Aiden flinched. He sank onto the ruined sofa, burying his face in his bleeding hands. “I feel her every second. She’s blocking us, but the bond is stretched so far I can’t breathe. I literally can’t catch my breath.”
Eris walked in, carrying a fresh bottle of whiskey. He didn’t bother with a glass, just took a long, desperate pull from the neck. “I went to Waverly. I demanded a transfer to Imperium.”
My head snapped up. “And?”
“Denied,” Eris laughed bitterly. “She said the Assembly won’t allow the Nightfall Shield to abandon Dominion.
We’re their prized weapons, remember? They need us here to look pretty and fight the bane.
She told me to ‘weather the separation’ and that the bond might eventually snap if we stay apart long enough, or if she bonds with another shield. ”
“I’ll kill her for even suggesting it,” I said, and meant every fucking word. “I’ll burn this entire fucking academy to the ground.”
“That won’t get Jupiter back,” Draco said, taking the bottle from Eris. “Violence won’t fix this. We broke her trust. If we want her back, we have to earn it.”
“How?” Aiden looked up, his eyes shining with unshed tears. “She won’t even let us feel her. She’s built a fortress in her mind. And she’s in London, surrounded by the Stardust Shield.”
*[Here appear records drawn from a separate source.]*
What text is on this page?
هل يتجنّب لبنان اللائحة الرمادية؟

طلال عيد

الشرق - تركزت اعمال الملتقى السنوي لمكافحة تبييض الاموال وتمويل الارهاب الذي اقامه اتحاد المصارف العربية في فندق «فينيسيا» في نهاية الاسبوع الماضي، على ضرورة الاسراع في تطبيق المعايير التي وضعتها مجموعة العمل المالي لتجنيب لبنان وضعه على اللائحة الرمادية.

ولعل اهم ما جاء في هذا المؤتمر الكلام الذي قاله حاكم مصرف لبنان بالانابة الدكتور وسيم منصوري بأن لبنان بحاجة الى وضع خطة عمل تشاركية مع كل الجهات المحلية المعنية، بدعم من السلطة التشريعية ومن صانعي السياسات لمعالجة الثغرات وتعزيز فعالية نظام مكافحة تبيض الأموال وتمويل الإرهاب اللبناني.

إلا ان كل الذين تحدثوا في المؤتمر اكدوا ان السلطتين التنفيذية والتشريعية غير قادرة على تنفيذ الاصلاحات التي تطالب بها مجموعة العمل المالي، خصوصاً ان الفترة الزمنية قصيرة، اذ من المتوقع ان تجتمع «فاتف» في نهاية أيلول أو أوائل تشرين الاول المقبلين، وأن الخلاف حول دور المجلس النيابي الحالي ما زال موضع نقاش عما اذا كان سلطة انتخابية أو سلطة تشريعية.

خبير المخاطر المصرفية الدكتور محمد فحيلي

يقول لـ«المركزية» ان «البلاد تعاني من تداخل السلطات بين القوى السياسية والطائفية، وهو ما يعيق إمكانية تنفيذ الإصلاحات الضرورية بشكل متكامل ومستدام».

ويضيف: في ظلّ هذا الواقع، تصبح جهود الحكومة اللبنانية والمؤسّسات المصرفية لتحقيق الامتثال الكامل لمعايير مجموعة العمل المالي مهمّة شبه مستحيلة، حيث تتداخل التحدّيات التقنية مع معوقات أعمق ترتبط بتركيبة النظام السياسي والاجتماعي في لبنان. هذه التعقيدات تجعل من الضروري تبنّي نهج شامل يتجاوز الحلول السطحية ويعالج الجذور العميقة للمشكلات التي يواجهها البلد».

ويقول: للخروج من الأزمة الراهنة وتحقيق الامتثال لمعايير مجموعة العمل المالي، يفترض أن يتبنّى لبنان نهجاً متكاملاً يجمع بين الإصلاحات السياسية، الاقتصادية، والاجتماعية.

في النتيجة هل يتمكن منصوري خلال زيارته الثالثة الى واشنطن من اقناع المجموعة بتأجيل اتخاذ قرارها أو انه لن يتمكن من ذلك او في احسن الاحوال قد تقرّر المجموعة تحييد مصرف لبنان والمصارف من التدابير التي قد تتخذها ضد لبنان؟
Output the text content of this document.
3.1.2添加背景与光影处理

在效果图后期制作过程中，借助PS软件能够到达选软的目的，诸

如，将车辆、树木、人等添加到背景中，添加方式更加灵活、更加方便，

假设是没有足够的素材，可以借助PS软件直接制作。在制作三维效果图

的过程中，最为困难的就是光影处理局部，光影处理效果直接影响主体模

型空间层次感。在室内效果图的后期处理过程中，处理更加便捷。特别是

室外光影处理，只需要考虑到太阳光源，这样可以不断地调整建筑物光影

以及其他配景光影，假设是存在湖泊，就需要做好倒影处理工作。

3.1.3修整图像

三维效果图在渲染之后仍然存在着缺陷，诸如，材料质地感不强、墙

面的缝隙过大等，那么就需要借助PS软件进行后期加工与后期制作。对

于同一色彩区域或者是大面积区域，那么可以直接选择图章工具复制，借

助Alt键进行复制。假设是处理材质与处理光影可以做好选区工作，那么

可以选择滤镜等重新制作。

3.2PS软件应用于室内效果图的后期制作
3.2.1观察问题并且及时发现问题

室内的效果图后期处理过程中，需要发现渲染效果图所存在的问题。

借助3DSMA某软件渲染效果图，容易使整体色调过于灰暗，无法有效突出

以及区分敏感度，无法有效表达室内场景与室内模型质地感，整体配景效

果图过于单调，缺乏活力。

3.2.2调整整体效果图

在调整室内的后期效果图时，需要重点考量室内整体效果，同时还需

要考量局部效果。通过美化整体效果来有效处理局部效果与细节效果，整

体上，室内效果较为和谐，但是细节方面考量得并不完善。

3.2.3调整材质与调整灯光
A fresh wave of possessive fury ripped through me at the mention of those assholes. I remembered the way Lucas Bennett had looked at her. The way Rowan Nightingale had held her on the dance floor. They wanted her. They knew exactly what we’d thrown away, and they were waiting to catch her.
“We’re going to London,” I said, the plan solidifying in my mind with crystal clarity. “Waverly won’t approve a transfer? Fine. We don’t transfer. We just leave.”
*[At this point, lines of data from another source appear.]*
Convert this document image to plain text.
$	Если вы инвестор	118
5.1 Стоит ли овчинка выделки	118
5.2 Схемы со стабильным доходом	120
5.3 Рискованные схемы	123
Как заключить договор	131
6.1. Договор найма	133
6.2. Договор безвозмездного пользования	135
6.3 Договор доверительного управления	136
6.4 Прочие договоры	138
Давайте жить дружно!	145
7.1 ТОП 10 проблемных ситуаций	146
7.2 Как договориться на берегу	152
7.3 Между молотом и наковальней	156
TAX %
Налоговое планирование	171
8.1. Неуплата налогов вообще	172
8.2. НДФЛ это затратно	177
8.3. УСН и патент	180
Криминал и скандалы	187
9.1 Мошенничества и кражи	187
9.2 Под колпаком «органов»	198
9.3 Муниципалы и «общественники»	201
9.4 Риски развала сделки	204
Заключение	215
“Go rogue?” Draco raised an eyebrow. “The Assembly will hunt us down. We’ll be branded as deserters.”
“Let them try. We’re the Nightfall Shield.
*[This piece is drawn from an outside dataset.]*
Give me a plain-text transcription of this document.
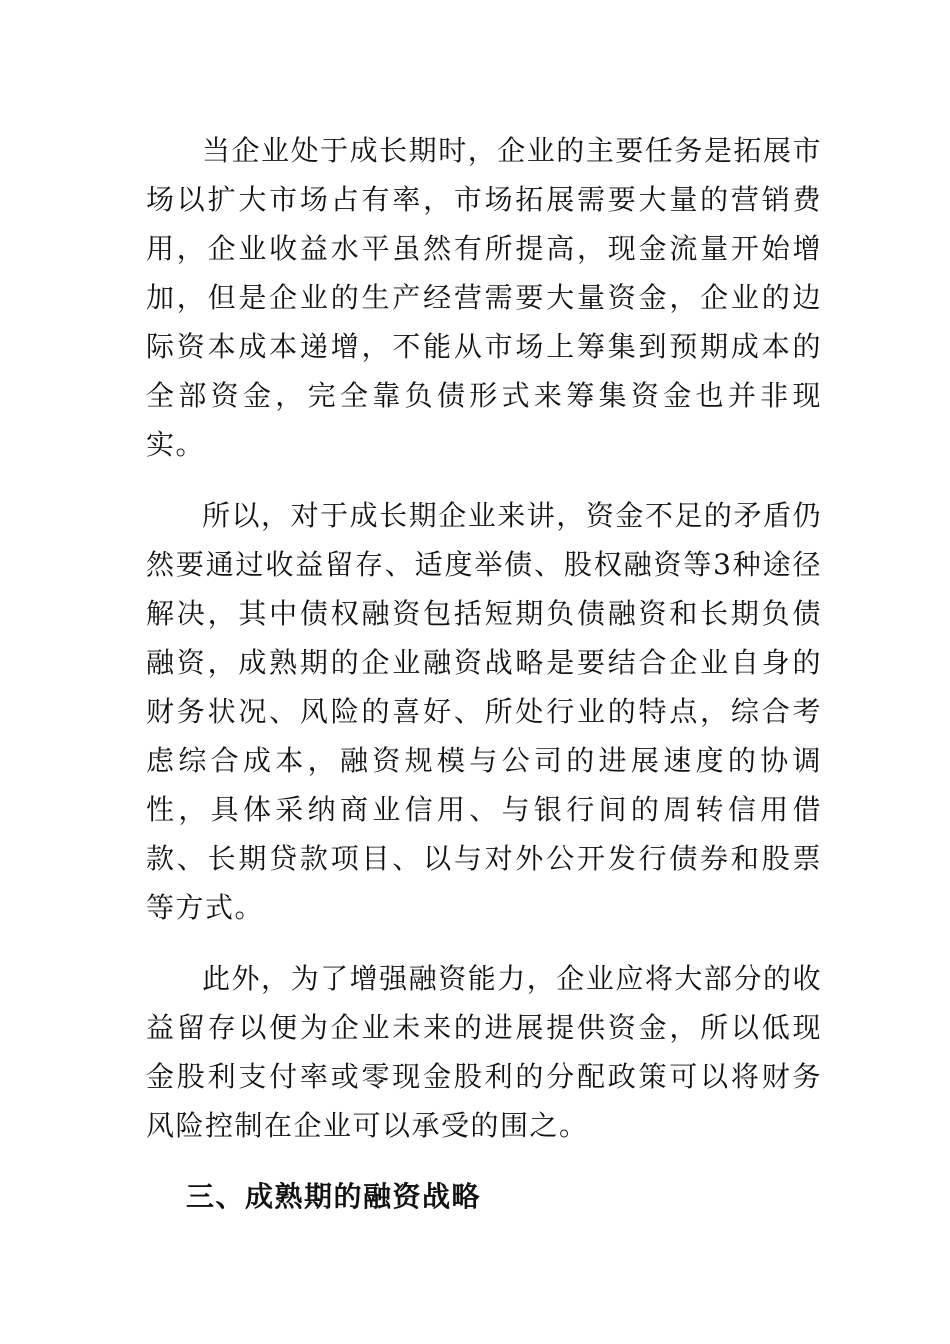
当企业处于成长期时，企业的主要任务是拓展市场以扩大市场占有率，市场拓展需要大量的营销费用，企业收益水平虽然有所提高，现金流量开始增加，但是企业的生产经营需要大量资金，企业的边际资本成本递增，不能从市场上筹集到预期成本的全部资金，完全靠负债形式来筹集资金也并非现实。

所以，对于成长期企业来讲，资金不足的矛盾仍然要通过收益留存、适度举债、股权融资等3种途径解决，其中债权融资包括短期负债融资和长期负债融资，成熟期的企业融资战略是要结合企业自身的财务状况、风险的喜好、所处行业的特点，综合考虑综合成本，融资规模与公司的进展速度的协调性，具体采纳商业信用、与银行间的周转信用借款、长期贷款项目、以与对外公开发行债券和股票等方式。

此外，为了增强融资能力，企业应将大部分的收益留存以便为企业未来的进展提供资金，所以低现金股利支付率或零现金股利的分配政策可以将财务风险控制在企业可以承受的围之。

三、成熟期的融资战略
We’ve taken down dozens of Class Five breaches.
You think a few Assembly lapdogs can stop us?
I don’t give a fuck about our standing anymore.
I don’t give a fuck about my father or Dominion.
Imperium would welcome us with open arms if it means we join their ranks.
I’ll crawl on my hands and knees through the streets of London if I have to, but I am not letting her go. She is our axis. She is mine.”
Aiden stood up abruptly. “When do we fucking leave?”
“Tonight,” I said. “Pack nothing but your weapons and your passports. We’re going to get our girl back.”